C. Parler-paraboler. Paradis et parabole 

« Le Pré » est le texte où s’énonce un rapprochement essentiel – très tardivement formulé mais sans doute sous-jacent à l’œuvre depuis l’origine – entre parole et parabole, son doublet étymologique. Parabole, qui commence comme paradis et finit comme parole, établit l’appartenance de ces deux notions à un réseau phonique (et signifiant) commun.
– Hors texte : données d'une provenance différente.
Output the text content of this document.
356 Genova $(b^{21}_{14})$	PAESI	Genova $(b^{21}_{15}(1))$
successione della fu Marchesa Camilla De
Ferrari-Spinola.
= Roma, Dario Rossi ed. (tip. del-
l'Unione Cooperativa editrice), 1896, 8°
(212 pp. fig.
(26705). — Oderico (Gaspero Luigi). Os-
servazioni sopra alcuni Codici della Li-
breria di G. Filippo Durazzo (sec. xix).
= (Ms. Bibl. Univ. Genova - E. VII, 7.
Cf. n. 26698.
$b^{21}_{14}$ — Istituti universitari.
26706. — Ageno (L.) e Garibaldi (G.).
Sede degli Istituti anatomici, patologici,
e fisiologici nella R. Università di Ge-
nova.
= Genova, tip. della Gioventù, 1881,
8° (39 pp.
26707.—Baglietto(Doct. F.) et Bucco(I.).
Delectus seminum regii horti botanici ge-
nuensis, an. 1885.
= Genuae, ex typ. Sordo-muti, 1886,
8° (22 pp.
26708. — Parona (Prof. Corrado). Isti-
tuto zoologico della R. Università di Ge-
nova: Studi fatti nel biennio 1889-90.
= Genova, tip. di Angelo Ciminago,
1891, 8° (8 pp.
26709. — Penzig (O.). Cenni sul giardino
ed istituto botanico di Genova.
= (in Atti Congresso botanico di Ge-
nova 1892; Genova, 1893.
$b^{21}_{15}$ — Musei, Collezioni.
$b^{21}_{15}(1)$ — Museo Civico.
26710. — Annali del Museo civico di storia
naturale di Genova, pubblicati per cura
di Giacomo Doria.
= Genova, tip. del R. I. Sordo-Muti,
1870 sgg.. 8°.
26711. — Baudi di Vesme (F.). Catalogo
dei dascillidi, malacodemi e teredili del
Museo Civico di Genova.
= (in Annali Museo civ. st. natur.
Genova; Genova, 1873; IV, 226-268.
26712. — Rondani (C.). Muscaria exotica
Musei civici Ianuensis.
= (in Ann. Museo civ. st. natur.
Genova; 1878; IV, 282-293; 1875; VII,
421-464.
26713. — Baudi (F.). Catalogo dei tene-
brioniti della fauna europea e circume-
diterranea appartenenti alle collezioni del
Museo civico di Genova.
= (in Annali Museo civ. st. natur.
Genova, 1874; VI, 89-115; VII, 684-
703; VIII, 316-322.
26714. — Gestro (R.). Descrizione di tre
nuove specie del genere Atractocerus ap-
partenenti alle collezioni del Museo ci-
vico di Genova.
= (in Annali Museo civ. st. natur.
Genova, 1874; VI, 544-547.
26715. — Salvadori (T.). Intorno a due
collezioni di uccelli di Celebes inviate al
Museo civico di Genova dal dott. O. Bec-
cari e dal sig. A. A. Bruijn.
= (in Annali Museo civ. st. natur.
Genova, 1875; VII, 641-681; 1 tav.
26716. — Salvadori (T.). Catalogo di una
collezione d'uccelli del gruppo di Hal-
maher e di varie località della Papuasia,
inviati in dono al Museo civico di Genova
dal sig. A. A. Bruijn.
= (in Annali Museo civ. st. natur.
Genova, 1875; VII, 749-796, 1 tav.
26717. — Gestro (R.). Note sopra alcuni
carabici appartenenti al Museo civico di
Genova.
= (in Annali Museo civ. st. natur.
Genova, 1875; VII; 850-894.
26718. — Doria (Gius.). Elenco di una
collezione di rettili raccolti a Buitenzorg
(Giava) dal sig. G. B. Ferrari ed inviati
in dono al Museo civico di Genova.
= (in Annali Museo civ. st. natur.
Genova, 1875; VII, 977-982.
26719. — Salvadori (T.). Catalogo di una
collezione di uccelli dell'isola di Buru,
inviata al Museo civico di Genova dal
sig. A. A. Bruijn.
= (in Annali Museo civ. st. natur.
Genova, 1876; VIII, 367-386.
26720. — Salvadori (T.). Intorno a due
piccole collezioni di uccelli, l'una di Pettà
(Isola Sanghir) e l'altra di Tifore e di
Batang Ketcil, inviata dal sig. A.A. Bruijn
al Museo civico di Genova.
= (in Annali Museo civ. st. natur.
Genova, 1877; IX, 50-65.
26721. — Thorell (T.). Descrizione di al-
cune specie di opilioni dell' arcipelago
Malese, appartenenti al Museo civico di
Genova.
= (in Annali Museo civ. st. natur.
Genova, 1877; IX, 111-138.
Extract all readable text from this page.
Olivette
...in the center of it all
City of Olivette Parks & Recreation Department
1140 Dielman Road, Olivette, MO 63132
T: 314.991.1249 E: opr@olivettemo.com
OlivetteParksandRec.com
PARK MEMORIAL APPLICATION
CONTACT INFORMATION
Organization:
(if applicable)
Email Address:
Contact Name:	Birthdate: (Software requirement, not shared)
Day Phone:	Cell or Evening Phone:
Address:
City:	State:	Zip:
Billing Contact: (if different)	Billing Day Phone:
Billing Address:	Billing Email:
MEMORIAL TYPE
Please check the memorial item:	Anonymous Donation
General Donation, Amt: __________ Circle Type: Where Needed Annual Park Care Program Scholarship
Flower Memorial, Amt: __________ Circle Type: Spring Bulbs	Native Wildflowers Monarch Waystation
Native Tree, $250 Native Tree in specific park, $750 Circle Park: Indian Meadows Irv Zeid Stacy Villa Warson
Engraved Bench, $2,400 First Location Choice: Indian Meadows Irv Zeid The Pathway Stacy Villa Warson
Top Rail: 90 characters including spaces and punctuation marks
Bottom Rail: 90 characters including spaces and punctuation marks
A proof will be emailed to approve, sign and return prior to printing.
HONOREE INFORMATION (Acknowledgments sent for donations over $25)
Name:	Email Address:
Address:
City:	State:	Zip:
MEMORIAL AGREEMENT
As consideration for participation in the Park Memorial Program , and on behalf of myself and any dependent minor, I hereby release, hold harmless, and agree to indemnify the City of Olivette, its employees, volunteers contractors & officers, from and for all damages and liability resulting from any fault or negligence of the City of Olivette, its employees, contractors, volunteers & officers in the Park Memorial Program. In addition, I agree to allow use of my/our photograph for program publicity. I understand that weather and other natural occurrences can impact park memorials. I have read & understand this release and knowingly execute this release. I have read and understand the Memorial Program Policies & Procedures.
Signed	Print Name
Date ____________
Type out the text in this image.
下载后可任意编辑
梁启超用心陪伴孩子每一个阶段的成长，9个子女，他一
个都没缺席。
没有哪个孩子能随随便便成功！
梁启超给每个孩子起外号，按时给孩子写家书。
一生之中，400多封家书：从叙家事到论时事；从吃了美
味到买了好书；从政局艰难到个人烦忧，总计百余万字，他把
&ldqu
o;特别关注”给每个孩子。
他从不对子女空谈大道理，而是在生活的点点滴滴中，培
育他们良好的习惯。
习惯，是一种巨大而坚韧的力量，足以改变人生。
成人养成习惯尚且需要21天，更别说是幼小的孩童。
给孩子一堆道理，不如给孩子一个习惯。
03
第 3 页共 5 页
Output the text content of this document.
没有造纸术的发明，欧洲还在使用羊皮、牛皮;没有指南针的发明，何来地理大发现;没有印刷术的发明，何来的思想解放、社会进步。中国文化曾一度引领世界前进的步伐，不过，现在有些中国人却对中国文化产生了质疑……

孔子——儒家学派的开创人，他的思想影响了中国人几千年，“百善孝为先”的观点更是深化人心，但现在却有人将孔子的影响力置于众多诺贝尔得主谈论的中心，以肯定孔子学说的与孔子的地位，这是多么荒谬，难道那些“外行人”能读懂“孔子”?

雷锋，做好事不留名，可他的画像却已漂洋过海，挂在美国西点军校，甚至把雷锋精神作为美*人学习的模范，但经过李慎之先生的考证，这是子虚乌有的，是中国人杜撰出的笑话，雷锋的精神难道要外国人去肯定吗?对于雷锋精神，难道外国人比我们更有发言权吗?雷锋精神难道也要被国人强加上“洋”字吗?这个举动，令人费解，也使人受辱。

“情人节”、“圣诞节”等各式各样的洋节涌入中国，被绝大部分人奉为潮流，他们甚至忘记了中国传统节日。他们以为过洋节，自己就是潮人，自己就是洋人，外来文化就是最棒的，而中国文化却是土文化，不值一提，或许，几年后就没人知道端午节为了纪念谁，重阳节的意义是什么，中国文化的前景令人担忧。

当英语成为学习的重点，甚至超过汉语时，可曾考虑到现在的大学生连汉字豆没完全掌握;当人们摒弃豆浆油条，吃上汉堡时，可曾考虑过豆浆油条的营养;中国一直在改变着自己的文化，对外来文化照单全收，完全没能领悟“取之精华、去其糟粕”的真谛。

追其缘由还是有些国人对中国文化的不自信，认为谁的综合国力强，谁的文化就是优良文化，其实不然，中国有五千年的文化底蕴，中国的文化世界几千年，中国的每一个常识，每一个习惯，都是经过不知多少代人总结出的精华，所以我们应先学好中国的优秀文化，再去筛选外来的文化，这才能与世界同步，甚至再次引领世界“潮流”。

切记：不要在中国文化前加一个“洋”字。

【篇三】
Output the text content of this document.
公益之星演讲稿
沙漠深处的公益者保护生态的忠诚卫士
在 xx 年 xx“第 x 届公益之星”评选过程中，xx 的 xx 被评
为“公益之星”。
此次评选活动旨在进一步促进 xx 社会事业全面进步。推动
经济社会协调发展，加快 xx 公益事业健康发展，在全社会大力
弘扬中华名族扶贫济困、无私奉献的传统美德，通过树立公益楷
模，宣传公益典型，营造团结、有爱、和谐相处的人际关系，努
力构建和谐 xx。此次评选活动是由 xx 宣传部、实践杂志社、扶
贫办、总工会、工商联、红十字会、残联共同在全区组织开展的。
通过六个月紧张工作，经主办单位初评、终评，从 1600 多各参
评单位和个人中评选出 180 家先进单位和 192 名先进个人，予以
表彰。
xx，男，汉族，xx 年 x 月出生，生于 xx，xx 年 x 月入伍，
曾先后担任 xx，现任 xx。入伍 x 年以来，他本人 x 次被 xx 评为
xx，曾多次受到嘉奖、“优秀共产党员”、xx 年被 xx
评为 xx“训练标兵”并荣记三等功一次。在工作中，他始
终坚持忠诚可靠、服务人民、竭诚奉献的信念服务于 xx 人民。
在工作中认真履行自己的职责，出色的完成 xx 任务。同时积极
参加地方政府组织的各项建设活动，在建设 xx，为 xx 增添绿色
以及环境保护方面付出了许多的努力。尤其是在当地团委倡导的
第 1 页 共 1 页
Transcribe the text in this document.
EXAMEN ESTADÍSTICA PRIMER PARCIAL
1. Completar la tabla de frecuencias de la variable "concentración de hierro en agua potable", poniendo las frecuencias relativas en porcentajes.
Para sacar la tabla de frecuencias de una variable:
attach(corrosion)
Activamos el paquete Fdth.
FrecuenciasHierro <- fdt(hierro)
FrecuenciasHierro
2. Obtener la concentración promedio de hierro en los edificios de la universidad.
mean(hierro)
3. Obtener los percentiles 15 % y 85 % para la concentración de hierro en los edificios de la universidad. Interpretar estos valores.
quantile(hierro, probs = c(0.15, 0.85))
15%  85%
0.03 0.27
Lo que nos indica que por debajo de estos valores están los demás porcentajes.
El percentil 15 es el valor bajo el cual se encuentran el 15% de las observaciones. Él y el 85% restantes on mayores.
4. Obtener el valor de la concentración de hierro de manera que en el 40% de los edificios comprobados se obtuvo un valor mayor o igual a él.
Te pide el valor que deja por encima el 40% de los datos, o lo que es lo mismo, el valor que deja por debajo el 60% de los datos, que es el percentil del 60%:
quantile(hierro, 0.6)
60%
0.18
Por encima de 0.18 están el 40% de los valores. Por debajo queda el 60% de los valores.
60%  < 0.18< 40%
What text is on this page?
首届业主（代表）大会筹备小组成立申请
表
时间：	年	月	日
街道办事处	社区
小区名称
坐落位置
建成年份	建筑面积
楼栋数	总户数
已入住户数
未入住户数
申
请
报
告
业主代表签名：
La Fabrique du Pré permet de situer l’apparition puis les reprises de la formule « Parler. Et, peut-être, paraboler » qui figure dans la version définitive du « Pré » (NR, II 342). Ce rapprochement entre parole et parabole n’apparaît qu’en décembre 1963, mais il trouve, d’emblée, sa formulation définitive (à ceci près qu’elle sera, par la suite, versifiée) : après avoir posé que les onomatopées originelles suffisent à dire le monde, Ponge ajoute : « Encore faut-il les prononcer, – Parler. Et peut-être paraboler. Toutes, les dire » (FP, II, 483). On observe que l’association de « parler » à « paraboler », ne réapparaît ensuite dans le dossier que, chaque fois, en articulation avec la notion d’onomatopées originelles. « Paraboler » n’est-il pas aussi, en tant que lointain ancêtre supposé de « parler », une forme originelle ? Formulées dans un même mouvement, les deux notions renverraient ainsi à une forme primitive de la parole. Sur ce terme de « paraboler », qu’il invente (et qui n’existe pas non plus en latin sous la forme d’un hypothétique « parabolare »), Ponge ne donne aucun commentaire. Mais plusieurs pistes s’offrent pour l’éclairer.

Tout d’abord celle de l’étymologie. En effet, le rapprochement des deux verbes s’appuie sur celui qui existe entre « parole » et son étymon parabola. Ainsi aura-t-il fallu attendre l’une des ultimes œuvres pour qu’apparaisse explicitement cet éclairage essentiel sur la notion de parole863 et son arrière-plan religieux, que Ponge connaissait sans aucun doute, ne serait-ce que parce qu’il figure en bonne place dans le Littré. Quant au mot « parabole » lui-même, Littré insiste sur la connotation chrétienne qu’il conserve, et qui le distingue de l’« allégorie » : « parabole ne s'emploie guère qu'en parlant des allégories contenues dans les livres saints : la parabole de l'Enfant prodigue, du bon Samaritain, etc. ». Ainsi le mot parole – et avec lui son doublet parabole – est-il d’emblée confisqué par le vocabulaire religieux. Voilà quel est le mot que Ponge veut ramener au jour, et rendre à l’homme. Il le lui rendra, mais dans le cadre d’une nouvelle religion, une religion de l’homme et de la parole. Il le lui rendra dans un paradis sur terre.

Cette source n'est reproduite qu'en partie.